Poi la lapide del Signifer, che la leggenda vuole sia stato l’amante di Atte, a sua volta amante e liberta di Nerone, lapide mortuaria a lui dedicata, appunto, da Atte. Signifer della II coorte dei Liguri, morto in battaglia a pochi metri dall’attuale cimitero di Tula.
E la Tomba dei Giganti, costruita allungando un antichissimo Dolmen, tomba a cui l’antico Sopraintendente di Sassari, l’indimenticabile Francesco Nicosia, voleva dare il mio nome. Tutto grazie ai racconti dei vecchi.
E poi la nonna, che mi raccontava le fiabe di Processioni dei Morti, nelle notti attorno al 24 giugno, processione che lei giurava di avere incrociato, una notte ventosa d’inizio estate e di essere stata rimandata a casa da una sua parente, morta da tempo, con un benevolo “Questa non è per te, la Processione. Torna a casa!” E i racconti sulle Cogas, le Vampire sarde, che succhiavano il sangue dei bambini.
E le minacce, Maria Fressada, che soffoca chi non dorme, il pomeriggio delle roventi giornate della stagione calda. E il Signore delle Mosche che comanda alle sue suddite di divorarti, se “faghes su fizzu malu” se sei cattivo.
E le Strie, che ti fanno i malefici, mentre le Majalzas te li tolgono. Poi il Rito dei Riti, la “cattura” dei fuochi fatui, al cimitero, in una calda notte di luglio.
Provate voi a catturare una fiammella che danza sopra una tomba, sotto la pallida luce della Luna piena.
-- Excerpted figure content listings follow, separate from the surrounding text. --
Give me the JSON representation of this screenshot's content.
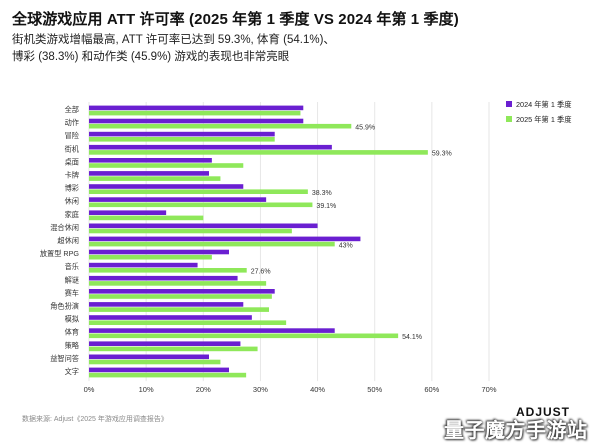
{
  "page": {
    "title": "全球游戏应用 ATT 许可率 (2025 年第 1 季度 VS 2024 年第 1 季度)",
    "subtitle_line1": "街机类游戏增幅最高, ATT 许可率已达到 59.3%, 体育 (54.1%)、",
    "subtitle_line2": "博彩 (38.3%) 和动作类 (45.9%) 游戏的表现也非常亮眼",
    "source": "数据来源: Adjust《2025 年游戏应用调查报告》",
    "logo": "ADJUST",
    "watermark": "量子魔方手游站"
  },
  "colors": {
    "series_2024": "#6a1fd1",
    "series_2025": "#8fe85a",
    "grid": "#e6e6e6",
    "axis_text": "#333333"
  },
  "chart_data": {
    "type": "bar",
    "orientation": "horizontal",
    "categories": [
      "全部",
      "动作",
      "冒险",
      "街机",
      "桌面",
      "卡牌",
      "博彩",
      "休闲",
      "家庭",
      "混合休闲",
      "超休闲",
      "放置型 RPG",
      "音乐",
      "解谜",
      "赛车",
      "角色扮演",
      "模拟",
      "体育",
      "策略",
      "益智问答",
      "文字"
    ],
    "series": [
      {
        "name": "2024 年第 1 季度",
        "values": [
          37.5,
          37.5,
          32.5,
          42.5,
          21.5,
          21,
          27,
          31,
          13.5,
          40,
          47.5,
          24.5,
          19,
          26,
          32.5,
          27,
          28.5,
          43,
          26.5,
          21,
          24.5
        ]
      },
      {
        "name": "2025 年第 1 季度",
        "values": [
          37,
          45.9,
          32.5,
          59.3,
          27,
          23,
          38.3,
          39.1,
          20,
          35.5,
          43,
          21.5,
          27.6,
          31,
          32,
          31.5,
          34.5,
          54.1,
          29.5,
          23,
          27.5
        ]
      }
    ],
    "data_labels": {
      "series_index": 1,
      "items": [
        {
          "category": "动作",
          "text": "45.9%"
        },
        {
          "category": "街机",
          "text": "59.3%"
        },
        {
          "category": "博彩",
          "text": "38.3%"
        },
        {
          "category": "休闲",
          "text": "39.1%"
        },
        {
          "category": "超休闲",
          "text": "43%"
        },
        {
          "category": "音乐",
          "text": "27.6%"
        },
        {
          "category": "体育",
          "text": "54.1%"
        }
      ]
    },
    "xlim": [
      0,
      70
    ],
    "xticks": [
      0,
      10,
      20,
      30,
      40,
      50,
      60,
      70
    ],
    "xtick_labels": [
      "0%",
      "10%",
      "20%",
      "30%",
      "40%",
      "50%",
      "60%",
      "70%"
    ],
    "xlabel": "",
    "ylabel": "",
    "grid": true,
    "legend_position": "top-right"
  }
}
Molti fuggono, tutti, lo confessino o meno, hanno paura. Ma bisognava fare anche questo, per diventare uomini di valore, nella Sardegna di qualche decennio orsono.

Poi sono cresciuto ma ancora vedo, in ogni Nuraghe, i Giganti che lo costruirono ancora al lavoro, nelle Domus, eterna dimora dei miei antenati, la casa delle Fate, intente a filare i loro preziosi tessuti.
Confesso che, ancora oggi, come mi hanno insegnato mio nonno e mio padre, porto con me una manciata di grano, da offrire alle poche Fate rimaste. Un chicco di grano davanti ad ogni Domus, per farle vivere un anno intero. Lascio il grano davanti alle groticelle più celate, perché le Fate sono esseri timidi e si nascondono lontane dagli Uomini, sempre di meno, sempre in luoghi più impervi. Nelle Tombe dei Giganti immagino le grandi ossa dei mitici Costruttori di Torri, quelli che tennero prigioniero Cronos, all’inizio dei secoli.
Anche l’Archeologia, in Sardegna, ha un sapore diverso: il sapore dei ricordi.
E voi, quando visiterete un monumento qualsiasi, in questa antica terra, se c’è un vecchio lì accanto, chiedetegli di chi abita quelle rovine. Tutte hanno una leggenda, un padrone, un fantasma a tenerle vive.